When to Use MTBF as a Metric?
I will not say ‘never’, which is probably what you expect. There are a rare set of circumstances which may benefit with the use of MTBF as a metric. Of course, this does not include being deceitful or misleading with marketing materials. There may actually be an occasion where the MTBF metric works well.
As you know, MTBF is often estimated by tallying up the total hours of operation of a set of devices or systems and dividing by the number of failures. If no failures occur we assume one failure to avoid dividing by zero (messy business dividing by zero and to be avoided). MTBF is essentially the average time to failure.
Expected Value as Metric
The metric we select should be measurable and of a measure we have an interest. We would like to detect changes, measure progress, and possibly make business decisions with our metrics. If we are interested in the expected value of the time to failure for our devices, then MTBF might just be useful.
When making a device we often hear of executives, engineers and customers talk about how long they expect the product to last. An office device may have an expected life of 5 years, a solar power system – 30 years, and so on. If by duration we all agree that we expect 5 years of service on average, then using the average as the metric makes sense.
Before starting the use of MTBF, just make sure that a 5 year life implies half or two thirds of the devices will fail by the stated duration of 5 years. Yes, if the time to failure distribution is actually described by the exponential distribution (and a few other distributions) it means that two third of the units are expected to failure by the MTBF value. Thus if we set the goal to 5 years MTBF we imply half or more of the units will fail by 5 years.
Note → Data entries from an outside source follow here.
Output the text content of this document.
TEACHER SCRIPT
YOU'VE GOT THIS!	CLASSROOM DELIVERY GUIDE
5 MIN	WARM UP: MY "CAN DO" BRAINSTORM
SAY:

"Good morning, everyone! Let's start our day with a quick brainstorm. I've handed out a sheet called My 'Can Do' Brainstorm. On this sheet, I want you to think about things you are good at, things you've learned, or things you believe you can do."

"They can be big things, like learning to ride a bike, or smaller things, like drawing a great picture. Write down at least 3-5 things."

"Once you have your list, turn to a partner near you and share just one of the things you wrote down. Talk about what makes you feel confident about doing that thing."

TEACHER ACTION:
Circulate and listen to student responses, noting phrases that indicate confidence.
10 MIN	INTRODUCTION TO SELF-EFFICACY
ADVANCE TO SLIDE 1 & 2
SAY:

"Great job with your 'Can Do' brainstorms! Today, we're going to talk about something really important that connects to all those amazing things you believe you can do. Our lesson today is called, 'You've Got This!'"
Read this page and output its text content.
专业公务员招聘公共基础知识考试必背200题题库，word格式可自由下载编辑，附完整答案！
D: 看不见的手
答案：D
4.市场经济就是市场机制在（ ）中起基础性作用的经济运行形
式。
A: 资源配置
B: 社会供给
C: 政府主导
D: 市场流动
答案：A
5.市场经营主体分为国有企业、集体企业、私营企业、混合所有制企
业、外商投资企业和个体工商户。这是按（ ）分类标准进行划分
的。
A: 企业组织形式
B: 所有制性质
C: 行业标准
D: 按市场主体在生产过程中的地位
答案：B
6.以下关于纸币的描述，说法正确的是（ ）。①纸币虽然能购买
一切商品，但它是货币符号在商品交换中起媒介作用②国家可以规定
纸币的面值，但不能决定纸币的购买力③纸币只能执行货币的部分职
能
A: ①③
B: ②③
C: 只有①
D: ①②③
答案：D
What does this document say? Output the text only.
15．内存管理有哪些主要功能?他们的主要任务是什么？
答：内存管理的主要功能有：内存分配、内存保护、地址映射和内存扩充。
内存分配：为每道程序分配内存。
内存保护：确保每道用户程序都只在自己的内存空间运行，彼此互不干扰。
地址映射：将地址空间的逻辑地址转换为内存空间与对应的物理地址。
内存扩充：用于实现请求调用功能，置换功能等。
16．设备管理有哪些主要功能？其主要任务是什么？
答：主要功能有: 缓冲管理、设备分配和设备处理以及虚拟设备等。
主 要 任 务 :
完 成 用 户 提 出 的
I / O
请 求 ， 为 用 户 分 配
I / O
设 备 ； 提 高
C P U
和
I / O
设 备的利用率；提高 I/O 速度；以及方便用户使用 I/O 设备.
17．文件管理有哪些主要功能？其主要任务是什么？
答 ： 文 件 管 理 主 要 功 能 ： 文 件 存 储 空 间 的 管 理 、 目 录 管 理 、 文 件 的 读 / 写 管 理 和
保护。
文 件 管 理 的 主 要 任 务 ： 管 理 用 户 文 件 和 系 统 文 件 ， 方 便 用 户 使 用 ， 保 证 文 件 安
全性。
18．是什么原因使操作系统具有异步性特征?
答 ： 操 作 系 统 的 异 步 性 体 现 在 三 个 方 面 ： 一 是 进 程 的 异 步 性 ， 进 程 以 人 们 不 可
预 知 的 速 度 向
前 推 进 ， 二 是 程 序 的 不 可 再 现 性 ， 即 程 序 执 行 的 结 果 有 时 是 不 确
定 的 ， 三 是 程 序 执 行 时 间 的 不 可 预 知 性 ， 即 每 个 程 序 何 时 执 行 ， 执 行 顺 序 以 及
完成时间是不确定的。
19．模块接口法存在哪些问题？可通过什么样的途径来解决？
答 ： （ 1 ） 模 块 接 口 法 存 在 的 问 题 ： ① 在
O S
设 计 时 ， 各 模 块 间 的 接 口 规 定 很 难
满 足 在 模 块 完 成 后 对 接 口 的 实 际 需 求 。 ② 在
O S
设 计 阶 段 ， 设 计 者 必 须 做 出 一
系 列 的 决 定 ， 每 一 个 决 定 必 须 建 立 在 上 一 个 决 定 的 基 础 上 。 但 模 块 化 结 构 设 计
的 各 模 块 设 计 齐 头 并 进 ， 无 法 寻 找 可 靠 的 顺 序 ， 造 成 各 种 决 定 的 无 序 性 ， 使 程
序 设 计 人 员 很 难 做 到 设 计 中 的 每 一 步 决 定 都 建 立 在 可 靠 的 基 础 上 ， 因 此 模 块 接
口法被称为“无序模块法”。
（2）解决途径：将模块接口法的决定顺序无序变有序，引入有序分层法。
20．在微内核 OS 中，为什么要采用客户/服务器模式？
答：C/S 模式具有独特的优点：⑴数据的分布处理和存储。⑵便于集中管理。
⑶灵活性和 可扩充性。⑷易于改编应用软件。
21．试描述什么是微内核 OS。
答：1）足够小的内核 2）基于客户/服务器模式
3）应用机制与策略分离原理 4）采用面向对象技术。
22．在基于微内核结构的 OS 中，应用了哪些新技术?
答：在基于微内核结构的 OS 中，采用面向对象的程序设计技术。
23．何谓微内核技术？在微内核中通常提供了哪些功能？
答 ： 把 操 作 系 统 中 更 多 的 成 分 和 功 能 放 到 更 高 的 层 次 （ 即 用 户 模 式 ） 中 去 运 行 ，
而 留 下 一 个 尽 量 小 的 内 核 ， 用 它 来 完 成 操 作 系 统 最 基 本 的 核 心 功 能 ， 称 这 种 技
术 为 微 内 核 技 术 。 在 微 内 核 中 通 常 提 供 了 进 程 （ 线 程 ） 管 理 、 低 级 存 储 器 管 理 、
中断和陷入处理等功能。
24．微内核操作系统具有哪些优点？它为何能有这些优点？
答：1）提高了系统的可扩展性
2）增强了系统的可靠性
Product Testing Advantages
Having a goal helps the design and development team make decisions and eventually conduct testing to prove the design meets the reliability objectives. Setting the goal a the expected value allows the fewest number of samples for testing. Testing for 99% reliability over 5 years is much tougher. We may require many samples to determine a meaningful estimate of the leading tail (i.e. first 1% or 5% of failures) of the time to failure distribution.
If the time failure pattern fits an exponential distribution, then testing becomes simplified. We can test one unit for a long time, or many units a short time, and arrive at the same answer. The test planning can maximize our resources to efficiently prove our design meets the objective. When the chance of failure each hour is the same, every device-hour of testing provide an equal amount of information.
Unlike products that wear out or degrade with time, when the design and device exhibit an exponential distribution we do not need any aging studies. We can just apply use or accelerated stress and measure the hours of operation and count the failures. Also any early failures are obviously quality issues and most likely do not count toward failures that represent actual field failures. Or do they?
Metrics Should Have a Common Understanding
When the industry, organization, vendors, and engineering staff already use MTBF to discuss reliability, then management would be wise to establish a metric using MTBF. Makes sense, right? The formula to calculate MTBF is very simple. Even the name implies the meaning (no pun intended). MTBF is the mean time between (or before) failure. It’s an average, which calculators, spreadsheets, smart phones, and possibly even your watch can calculate.
While the spread of the data is often of importance when making comparisons, estimating a sample set of data’s confidence bounds, or estimating the number of failures over the warranty period, if we assume the data actually fits an exponential distribution, we find the mean equals the standard deviation. Great! One less calculation. We have what we need to move forward.
Nearly every reliability or quality textbook or guideline includes extensive discussions about MTBF the exponential distribution and a wide range of reliability related calculations. Our common understanding generally is supported by the plentiful references.
Ask a few folks around you when considering using MTBF. What do they define MTBF as representing? If you receive a consistent answer, you may just have a common understanding. If the understanding is also aligned with the underlying math and assumptions, even better.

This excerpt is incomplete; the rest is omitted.